Cet empressement à faire parvenir, dans l’Inde la nouvelle de la bataille d’Aboukir témoigne suffisamment de la gravité des inquiétudes que la présence d’une armée française en Égypte avait déjà excitées en Angleterre sur le sort d’un empire encore mal affermi.


« On peut trouver la chose étrange au premier abord (écrivait Nelson au comte de Saint-Vincent un mois avant sa victoire), mais, en vente, un ennemi entreprenant pourrait très aisément, soit en se rendant maître du pays, soit en obtenant le consentement du pacha d’Égypte, conduire une armée jusque sur les bords de la mer Rouge.
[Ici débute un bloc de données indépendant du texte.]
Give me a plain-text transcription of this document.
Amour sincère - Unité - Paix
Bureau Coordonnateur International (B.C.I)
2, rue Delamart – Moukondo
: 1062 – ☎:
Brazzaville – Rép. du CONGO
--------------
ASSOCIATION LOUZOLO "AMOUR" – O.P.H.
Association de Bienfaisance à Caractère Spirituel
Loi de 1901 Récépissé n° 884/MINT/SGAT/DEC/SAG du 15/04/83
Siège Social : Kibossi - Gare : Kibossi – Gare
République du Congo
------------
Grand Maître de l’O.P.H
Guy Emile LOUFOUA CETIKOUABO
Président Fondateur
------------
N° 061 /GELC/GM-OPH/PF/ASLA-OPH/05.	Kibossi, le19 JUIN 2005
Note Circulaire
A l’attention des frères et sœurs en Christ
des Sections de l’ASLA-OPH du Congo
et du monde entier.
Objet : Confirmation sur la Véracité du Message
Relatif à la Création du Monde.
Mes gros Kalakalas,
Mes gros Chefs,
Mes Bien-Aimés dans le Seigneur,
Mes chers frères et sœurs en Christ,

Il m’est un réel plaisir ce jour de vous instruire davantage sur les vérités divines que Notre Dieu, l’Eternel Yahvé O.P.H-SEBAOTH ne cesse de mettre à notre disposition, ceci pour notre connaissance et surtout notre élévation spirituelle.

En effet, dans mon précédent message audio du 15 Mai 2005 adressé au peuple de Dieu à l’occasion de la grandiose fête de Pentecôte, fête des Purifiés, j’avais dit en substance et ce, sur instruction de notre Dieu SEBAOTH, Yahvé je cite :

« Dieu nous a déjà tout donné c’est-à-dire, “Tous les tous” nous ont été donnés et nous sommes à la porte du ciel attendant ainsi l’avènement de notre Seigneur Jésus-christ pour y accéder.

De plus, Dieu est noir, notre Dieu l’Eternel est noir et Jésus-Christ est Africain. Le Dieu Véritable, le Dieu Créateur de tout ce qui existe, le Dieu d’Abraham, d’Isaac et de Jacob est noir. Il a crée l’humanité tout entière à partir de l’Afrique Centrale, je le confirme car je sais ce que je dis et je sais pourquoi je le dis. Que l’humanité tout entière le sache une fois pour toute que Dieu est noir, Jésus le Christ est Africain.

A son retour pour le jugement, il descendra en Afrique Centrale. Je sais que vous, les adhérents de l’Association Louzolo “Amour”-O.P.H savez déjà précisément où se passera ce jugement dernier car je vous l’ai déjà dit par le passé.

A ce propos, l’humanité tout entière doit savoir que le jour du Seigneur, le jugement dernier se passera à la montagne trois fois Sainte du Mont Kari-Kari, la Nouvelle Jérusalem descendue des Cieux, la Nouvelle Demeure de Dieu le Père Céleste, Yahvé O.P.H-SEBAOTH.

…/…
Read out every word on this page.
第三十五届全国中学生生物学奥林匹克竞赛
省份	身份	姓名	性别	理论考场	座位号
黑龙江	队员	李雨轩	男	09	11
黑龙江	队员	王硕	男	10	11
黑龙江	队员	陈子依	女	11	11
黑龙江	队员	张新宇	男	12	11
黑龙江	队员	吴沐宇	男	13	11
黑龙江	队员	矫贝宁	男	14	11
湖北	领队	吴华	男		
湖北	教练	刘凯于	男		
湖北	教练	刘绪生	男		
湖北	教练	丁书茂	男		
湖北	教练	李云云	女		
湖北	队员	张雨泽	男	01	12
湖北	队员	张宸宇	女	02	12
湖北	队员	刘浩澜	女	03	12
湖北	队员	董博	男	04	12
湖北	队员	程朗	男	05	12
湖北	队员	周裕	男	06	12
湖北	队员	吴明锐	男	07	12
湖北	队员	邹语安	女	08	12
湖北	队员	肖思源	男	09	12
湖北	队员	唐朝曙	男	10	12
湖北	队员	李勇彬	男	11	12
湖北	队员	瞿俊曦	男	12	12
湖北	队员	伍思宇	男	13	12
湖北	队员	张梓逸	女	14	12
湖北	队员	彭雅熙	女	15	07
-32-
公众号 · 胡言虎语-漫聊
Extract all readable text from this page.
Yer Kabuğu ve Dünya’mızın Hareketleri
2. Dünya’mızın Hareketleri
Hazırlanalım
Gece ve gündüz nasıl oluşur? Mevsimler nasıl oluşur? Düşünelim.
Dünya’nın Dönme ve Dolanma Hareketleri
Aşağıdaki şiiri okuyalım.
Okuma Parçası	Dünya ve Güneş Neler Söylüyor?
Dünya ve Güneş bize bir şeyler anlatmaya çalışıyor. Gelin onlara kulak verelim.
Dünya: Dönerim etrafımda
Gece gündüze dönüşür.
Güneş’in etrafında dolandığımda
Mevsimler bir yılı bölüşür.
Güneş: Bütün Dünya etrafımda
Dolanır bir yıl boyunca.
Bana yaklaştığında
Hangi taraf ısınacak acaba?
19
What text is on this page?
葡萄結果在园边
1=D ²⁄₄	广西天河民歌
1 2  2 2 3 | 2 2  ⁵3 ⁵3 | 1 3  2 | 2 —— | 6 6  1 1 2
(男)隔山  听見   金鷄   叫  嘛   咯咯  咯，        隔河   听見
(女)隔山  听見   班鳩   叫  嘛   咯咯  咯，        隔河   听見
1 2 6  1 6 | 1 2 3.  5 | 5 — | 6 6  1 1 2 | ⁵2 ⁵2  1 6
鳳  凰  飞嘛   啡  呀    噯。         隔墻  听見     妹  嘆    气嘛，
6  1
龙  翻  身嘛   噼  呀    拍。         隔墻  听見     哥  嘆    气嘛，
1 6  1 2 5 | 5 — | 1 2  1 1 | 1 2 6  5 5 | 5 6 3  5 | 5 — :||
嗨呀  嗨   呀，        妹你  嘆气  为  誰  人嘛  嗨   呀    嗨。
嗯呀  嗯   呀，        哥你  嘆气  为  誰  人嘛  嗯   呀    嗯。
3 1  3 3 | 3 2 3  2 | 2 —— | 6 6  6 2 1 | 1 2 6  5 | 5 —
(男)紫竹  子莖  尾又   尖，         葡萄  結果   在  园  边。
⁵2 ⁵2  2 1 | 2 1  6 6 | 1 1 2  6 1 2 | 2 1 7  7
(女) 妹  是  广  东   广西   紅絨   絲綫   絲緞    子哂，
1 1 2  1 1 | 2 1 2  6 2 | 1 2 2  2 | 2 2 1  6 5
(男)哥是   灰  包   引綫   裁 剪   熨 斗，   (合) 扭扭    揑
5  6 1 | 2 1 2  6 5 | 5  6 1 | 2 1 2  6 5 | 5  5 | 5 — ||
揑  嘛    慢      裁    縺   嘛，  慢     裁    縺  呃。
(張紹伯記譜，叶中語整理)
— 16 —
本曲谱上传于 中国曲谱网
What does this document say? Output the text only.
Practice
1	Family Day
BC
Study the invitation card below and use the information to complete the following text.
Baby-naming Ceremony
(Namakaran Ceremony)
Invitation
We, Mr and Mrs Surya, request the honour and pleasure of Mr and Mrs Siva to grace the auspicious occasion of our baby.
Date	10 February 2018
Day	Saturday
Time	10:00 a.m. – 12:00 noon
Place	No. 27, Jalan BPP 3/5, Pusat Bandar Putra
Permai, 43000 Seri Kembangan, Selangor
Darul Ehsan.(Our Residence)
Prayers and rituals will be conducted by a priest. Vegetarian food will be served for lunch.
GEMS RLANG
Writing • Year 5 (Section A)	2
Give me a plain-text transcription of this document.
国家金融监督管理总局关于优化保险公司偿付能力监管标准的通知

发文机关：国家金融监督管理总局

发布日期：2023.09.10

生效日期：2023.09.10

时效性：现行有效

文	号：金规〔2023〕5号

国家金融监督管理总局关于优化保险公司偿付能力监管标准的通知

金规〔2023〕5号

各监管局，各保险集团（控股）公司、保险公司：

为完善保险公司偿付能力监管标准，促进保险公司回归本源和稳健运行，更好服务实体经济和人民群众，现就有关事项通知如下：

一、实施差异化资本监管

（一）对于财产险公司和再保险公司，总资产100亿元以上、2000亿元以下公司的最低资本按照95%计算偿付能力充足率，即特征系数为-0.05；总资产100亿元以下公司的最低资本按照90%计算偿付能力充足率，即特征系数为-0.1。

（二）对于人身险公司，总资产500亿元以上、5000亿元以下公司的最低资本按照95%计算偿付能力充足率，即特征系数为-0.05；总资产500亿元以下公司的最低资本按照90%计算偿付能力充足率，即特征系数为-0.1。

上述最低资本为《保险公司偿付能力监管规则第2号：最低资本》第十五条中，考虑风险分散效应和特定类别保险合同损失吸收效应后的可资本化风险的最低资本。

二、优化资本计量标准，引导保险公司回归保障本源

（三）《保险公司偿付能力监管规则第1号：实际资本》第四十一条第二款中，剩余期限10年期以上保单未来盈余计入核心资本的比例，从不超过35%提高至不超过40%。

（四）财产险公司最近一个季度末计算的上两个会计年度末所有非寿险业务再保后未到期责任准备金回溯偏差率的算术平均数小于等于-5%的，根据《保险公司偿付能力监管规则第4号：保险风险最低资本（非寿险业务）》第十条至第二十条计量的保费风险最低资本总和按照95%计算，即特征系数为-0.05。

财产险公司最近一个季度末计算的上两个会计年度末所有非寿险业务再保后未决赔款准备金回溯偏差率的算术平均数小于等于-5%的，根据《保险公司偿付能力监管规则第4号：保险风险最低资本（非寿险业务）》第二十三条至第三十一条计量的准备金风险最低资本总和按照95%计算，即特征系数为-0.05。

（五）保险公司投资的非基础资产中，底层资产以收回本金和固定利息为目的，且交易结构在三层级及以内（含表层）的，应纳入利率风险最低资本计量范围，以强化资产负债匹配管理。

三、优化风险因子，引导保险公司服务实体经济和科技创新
Si alors il s’était concerté d’avance avec Tippoo-Saïb, et qu’il trouvât des bâtimens préparés à Suez, il lui faudrait à peine trois semaines pour porter ses troupes sur les côtes de Malabar ; car telle est la durée d’une traversée moyenne en cette saison, et, dans ce cas nos possessions de l’Inde se trouveraient très sérieusement compromises. »


Appréciant comme Nelson les dangers d’une pareille attaque, la compagnie des Indes avait déjà expédié les ordres les plus pressans pour qu’on mît en état de défense les points qui pouvaient être menacés par l’armée française. La destruction de notre flotte l’avait rassurée contre une tentative d’invasion qui semblait désormais impossible, et, en témoignage de sa reconnaissance, la compagnie vota au vainqueur d’Aboukir un don de 10,000 liv. sterl. Ce premier hommage n’était que l’avant-coureur des distinctions, dont Nelson allait être accablé. La compagnie turque[1] lui offrit un vase d’argent, la société patriotique un service estimé 500 liv sterl., la cité de Londres une épée de la valeur de 200 guinées en échange de l’épée du contre-amiral Duchayla que Nelson lui avait envoyée, et qu’elle fit suspendre dans la salle même de ses séances. Le sultan, l’empereur de Russie, les rois de Sardaigne et de Naples, la petite île de Zante elle-même, le comblèrent à l’envi d’honneurs et de présens. Le duc de Clarence, les vétérans de l’armée anglaise, Hood, Howe, Saint-Vincent ; Peter Parker, qui l’avait fait capitaine ;

  1. Compagnie formée à Londres pour l’explotation du commerce du Levant.